Habría que preguntar a quienes afirman que lo material no trasciende cómo hicieron para extraer el alma a las cosas perceptibles. Deberían responder si acaso es cierto que uno no se lleva para la tumba todo aquello que reúne en el camino, objetos aparentemente inanimados que se convierten en paisaje, imaginario, a menudo entraña.
Yo creo que sí, que cargamos hondo con todo, imágenes, colores, fragancias, estampas, tallas, altares y demás cosas; ahí está esa pared que pintó un angoleño y que tiene más alma que lo que conozco bajo el nombre de Dios; ahí camina, porque la caminan voluntades juntas, el anda paseandera que queremos rozar con el cuerpo siquiera, tocar con los ojos, y resulta ser infinitamente más que toneladas de existencias. Un milagro a pie y sobre hombros que no se cansan porque soportan juntos un conjuro de emociones nobles, un imán de esperanza universal, y nada parece presagiar que en su armazón se sostienen y engarzan nada más la plata, la madera, las flores, las luces y sus cables, y algún otro elemento banal, cotidiano, mortal, como la piel que nos reviste.
Y así como el anda y el muro, objetos salieron de baúles y recintos, de lugares que no tienen nombre ni lugar. Fueron brotando, como secretos que se revelan de a susurros, cosas que dijeron otras cosas: reliquias, detentes, ofrendas, óleos, condecoraciones, cartas, documentos, antiguos hábitos, cajas de cajas y cuartos de cuartos de cosas que nunca fueron cosas. Porque todas ellas hablaron del Cristo de Pachacamilla, del Cristo de la Pared, del Cristo Moreno, de milagros, beatas y claustros, del Señor que hacía milagros, de los fieles que obsequiaban, de los que pedían y sanaban, de los que agradecían y entregaban, de los que seguían, de los que se hermanaban, de todos aquellos que testimoniaban, de los que dejaban en el camino sus manifestaciones de fervor, y ante los ojos incrédulos de los responsables y curadores del proyecto de museo que hoy se hace realidad, allí nomás al lado de la pared incólume y del anda que camina y reposa, bajo la atenta mirada de las madres nazarenas descalzas, durante décadas se fueron pacientemente catalogando, restaurando, queriendo, comprendiendo. Esos objetos de siglos que narraron la historia de un Señor, la historia de un pueblo y sus pobladores, la historia de una religión y sus expresiones, la historia de una pared y de una ciudad que ha nacido de esa pared, la historia de un muro que ha navegado océanos, volado por sobre montañas y ha sorteado abismos culturales, geográficos, sociales, temporales.

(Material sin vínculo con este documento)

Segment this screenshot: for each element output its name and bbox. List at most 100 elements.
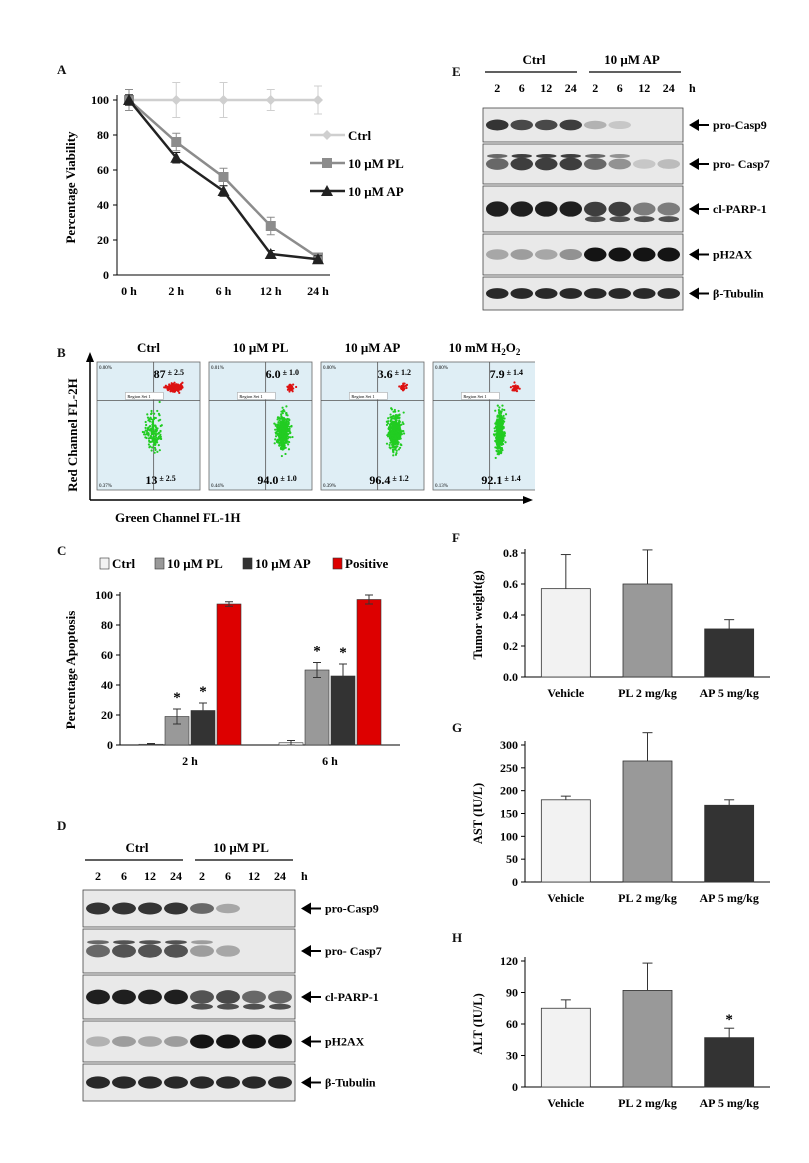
green-event	[402, 411, 405, 414]
band-arrow-head	[301, 1035, 311, 1048]
band-arrow-head	[689, 203, 699, 215]
green-event	[156, 450, 159, 453]
panel-label-f: F	[452, 530, 460, 545]
green-event	[497, 447, 500, 450]
protein-band-upper	[560, 154, 582, 158]
band-arrow-head	[689, 287, 699, 300]
green-event	[148, 420, 152, 423]
protein-band-upper	[609, 154, 631, 158]
protein-band	[112, 902, 136, 915]
green-event	[150, 429, 153, 432]
green-event	[282, 428, 286, 431]
protein-band-upper	[113, 940, 135, 945]
legend-label: 10 μM PL	[348, 156, 404, 171]
protein-band	[112, 989, 136, 1005]
green-event	[144, 426, 147, 429]
green-event	[391, 443, 394, 446]
red-event	[515, 387, 518, 390]
bar	[216, 603, 242, 746]
green-events	[273, 405, 294, 458]
y-tick-label: 30	[506, 1049, 518, 1063]
band-label: pH2AX	[713, 248, 753, 262]
green-event	[283, 422, 286, 425]
green-event	[393, 423, 396, 426]
green-event	[286, 437, 289, 440]
green-event	[154, 416, 157, 420]
region-label-box	[125, 392, 164, 400]
time-point-label: 2	[494, 81, 500, 95]
cleaved-band	[243, 1003, 265, 1010]
red-event	[286, 385, 289, 388]
cleaved-band	[658, 216, 680, 223]
protein-band	[190, 903, 214, 914]
y-axis-label: Red Channel FL-2H	[65, 378, 80, 491]
panel-label-a: A	[57, 62, 67, 77]
data-point	[265, 95, 276, 105]
y-tick-label: 60	[506, 1017, 518, 1031]
flow-plot-background	[96, 361, 201, 491]
green-event	[276, 439, 279, 442]
green-event	[156, 409, 159, 413]
green-event	[274, 435, 278, 438]
x-tick-label: PL 2 mg/kg	[618, 891, 677, 905]
green-event	[385, 423, 389, 427]
protein-band	[608, 120, 632, 130]
protein-band	[559, 157, 583, 171]
protein-band	[485, 288, 509, 299]
protein-band	[164, 1076, 188, 1089]
red-event	[181, 381, 184, 384]
protein-band	[608, 158, 632, 170]
green-event	[392, 448, 395, 451]
green-event	[154, 424, 157, 427]
green-event	[391, 422, 394, 425]
green-event	[146, 413, 149, 416]
red-event	[164, 386, 167, 389]
red-event	[177, 389, 180, 392]
green-event	[392, 414, 395, 417]
red-event	[288, 384, 291, 387]
y-tick-label: 0	[103, 268, 109, 282]
protein-band	[485, 119, 509, 131]
green-event	[160, 424, 163, 427]
green-event	[497, 441, 501, 445]
green-event	[397, 448, 401, 451]
green-event	[273, 442, 276, 445]
protein-band	[86, 989, 110, 1005]
green-event	[389, 422, 392, 426]
green-event	[496, 439, 499, 443]
band-label: β-Tubulin	[713, 287, 764, 301]
time-point-label: 6	[225, 869, 231, 883]
protein-band	[534, 201, 558, 217]
green-event	[499, 415, 503, 418]
red-event	[405, 383, 409, 386]
data-point	[170, 151, 183, 163]
protein-band	[138, 944, 162, 958]
green-event	[389, 435, 392, 438]
protein-band	[190, 990, 214, 1004]
green-event	[501, 431, 504, 434]
legend-label: 10 μM AP	[255, 556, 311, 571]
protein-band	[242, 990, 266, 1004]
y-tick-label: 60	[97, 163, 109, 177]
green-event	[277, 423, 280, 426]
green-event	[156, 427, 159, 430]
x-axis-arrowhead	[523, 496, 533, 504]
y-axis-label: Percentage Viability	[63, 131, 78, 244]
green-event	[281, 406, 284, 409]
y-tick-label: 0	[107, 738, 113, 752]
green-event	[495, 449, 498, 452]
green-event	[388, 443, 391, 446]
protein-band	[485, 201, 509, 217]
protein-band	[138, 989, 162, 1005]
protein-band	[242, 1076, 266, 1089]
blot-strip-0: pro-Casp9	[82, 889, 379, 928]
green-event	[156, 441, 159, 444]
red-event	[398, 385, 401, 388]
green-event	[147, 443, 151, 446]
y-tick-label: 0	[512, 1080, 518, 1094]
x-tick-label: PL 2 mg/kg	[618, 686, 677, 700]
green-event	[287, 421, 290, 424]
band-label: pro-Casp9	[325, 902, 379, 916]
green-event	[285, 418, 288, 422]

Tres pisos y seis salas de exhibición tiene el museo, mil quinientos kilos pesa el anda, es de adobe la pared, materia, objetos, cosas que corrompe el clima, se humedecen, se resanan, se pintan y arreglan. El museo estará todo el año abierto al público, el anda se desarmará hasta el año entrante cuando se inicien las procesiones, la pared seguirá allí, hierática, misteriosa, y seguramente resistirá mucho más que remezones de la tierra, y nosotros, muchos de nosotros, solo podremos sobrevivir en este mundo difícil confiando en que Dios está en todas las cosas, desde la astilla de una cruz atesorada en un relicario, hasta en el nada pretencioso rosario de plástico color morado ofrecido a la salida de este templo que nos recuerda lo bueno que es estar aquí.